Tuesday - back at work. A long day, then we spent some time going over data later. Trying to get organized at the new place.

 Monday 3 March 2008

Monday - push comes to shove, and it's tax time again. It worked out OK, but it was close. I can deduct some medical stuff and SEP contributions (my tax lady says) and that's all that keeps me from paying the man. Ugh. I need more deductions...

Then down to Ventura and a move into a new place. It's a room in a house - time to move off my friends' couch. So far it seems pretty quiet.

Another Hamilton tape done. Lot's of stuff on Assumption, and the famous dinner with Madison and Jefferson.

Sunday 2 March 2008

Sunday - haircut day. Getting a bit shaggy. Got in under the wire at the haircut place this morning - they were going to do some training and were technically closed, but being that it was a return customer and my default haircut is one step above a buzz cut they let me in. Even did my ear hairs ;-) I left them a big tip.

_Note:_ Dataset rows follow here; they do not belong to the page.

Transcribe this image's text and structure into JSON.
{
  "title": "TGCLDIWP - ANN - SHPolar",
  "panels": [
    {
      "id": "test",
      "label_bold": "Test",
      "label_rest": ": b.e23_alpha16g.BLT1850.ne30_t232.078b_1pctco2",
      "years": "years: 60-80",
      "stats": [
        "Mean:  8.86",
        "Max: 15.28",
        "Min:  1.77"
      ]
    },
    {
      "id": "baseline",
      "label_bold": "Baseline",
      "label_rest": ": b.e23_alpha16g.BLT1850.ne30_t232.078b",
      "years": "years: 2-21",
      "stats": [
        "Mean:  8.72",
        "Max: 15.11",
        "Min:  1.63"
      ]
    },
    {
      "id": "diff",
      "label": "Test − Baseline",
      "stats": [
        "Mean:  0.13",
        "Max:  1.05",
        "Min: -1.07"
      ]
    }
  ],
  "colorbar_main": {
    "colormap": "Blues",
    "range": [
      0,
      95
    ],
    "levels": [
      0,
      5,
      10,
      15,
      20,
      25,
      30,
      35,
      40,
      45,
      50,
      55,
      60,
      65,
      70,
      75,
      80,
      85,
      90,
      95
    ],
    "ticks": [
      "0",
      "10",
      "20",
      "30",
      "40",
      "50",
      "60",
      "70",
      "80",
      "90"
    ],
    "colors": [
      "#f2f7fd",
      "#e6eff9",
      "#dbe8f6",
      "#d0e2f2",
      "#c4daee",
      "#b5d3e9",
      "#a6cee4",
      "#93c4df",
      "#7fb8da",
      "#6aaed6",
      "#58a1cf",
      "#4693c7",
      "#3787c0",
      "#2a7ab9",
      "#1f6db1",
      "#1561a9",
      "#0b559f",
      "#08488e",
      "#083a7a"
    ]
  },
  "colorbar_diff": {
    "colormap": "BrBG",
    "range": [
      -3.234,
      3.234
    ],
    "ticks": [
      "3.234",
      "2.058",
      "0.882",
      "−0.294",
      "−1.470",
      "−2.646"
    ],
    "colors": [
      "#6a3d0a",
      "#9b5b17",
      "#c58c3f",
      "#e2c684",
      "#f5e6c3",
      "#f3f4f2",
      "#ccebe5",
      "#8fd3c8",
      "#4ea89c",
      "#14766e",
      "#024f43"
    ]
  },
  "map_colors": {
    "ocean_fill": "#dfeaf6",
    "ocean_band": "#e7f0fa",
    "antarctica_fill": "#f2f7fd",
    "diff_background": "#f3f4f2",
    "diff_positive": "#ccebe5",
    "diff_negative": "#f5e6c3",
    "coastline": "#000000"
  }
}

I also tried to buy some groceries but the power in the store went out. Tried to buy gas - power in the station was out. Tried to get money from the ATM and, well, you get the picture. Went home and all the UPS were beeping incessantly. I never hooked up the control software or cables for them so I couldn't log into them to turn off the beeps. Very annoying.

So, when a friend of a friend called up with computer problems I headed over to do my magic. Internet connectivity problems.

First I checked that the phone was working - it was a DSL setup. This took a few minutes, they didn't have a non-mobile handset about so we had to move the wireless base station to the jack in the study where the computer was. It turned out OK, we had a dial tone (That doesn't prove that the DSL signal is going through, but it's the best way I know to check that something is going through). So I then tried checking the modem/router - pinged it from a terminal window and got a reasonable response. I tried logging in via 192.168.1.1 and got to the login screen - but no-one knew the passwords.

So I tried the default fix: turn everything off, including the modem, then turn it on. That fixed it. They should all be that easy.

Then we went out for lunch, at the Texas Cattle Company.

Returning home, mid afternoon, the power was back on.



I watched Kill Bill #1 and Kill Bill #2 this weekend, on the television. Silly really.



I also finished off Book #9, The Clan Corporate by Charles Stross. This is the third in a series, those being this years Book #1 The Family Trade and Book #2 The Hidden Family being the earlier books. The first two weren't great Sci-Fi, but were OK. Book three falters a bit, even from that modest level. Our heroine doesn't actually do anything, except get herself beat up, blackmailed, blacklisted and almost married off against her will to a royal scion labeled 'The Idiot'.

It's irksome when an author has to make the protagonist do things that he/she wouldn't normally do, in order to advance the plot. (Change the plot instead!) In this case an obstinacy bordering on the pathological, and a refusal to even think about how another culture might view things - completely at odds with the first two books in which our heroine manages things pretty well. And of course the portrayal of the NSA and U.S. military as blundering violent idiots, and the injection into the story of an FBI agent that just happens to be an old boyfriend doesn't help in suspension of disbelief.

Heh. I see that the reviewers at Amazon are a bit underwhelmed as well.


Picture of the Week
santa clara river at sunrise
Photo NotesSanta Clara River at sunrise, at the end of Brown Barranca.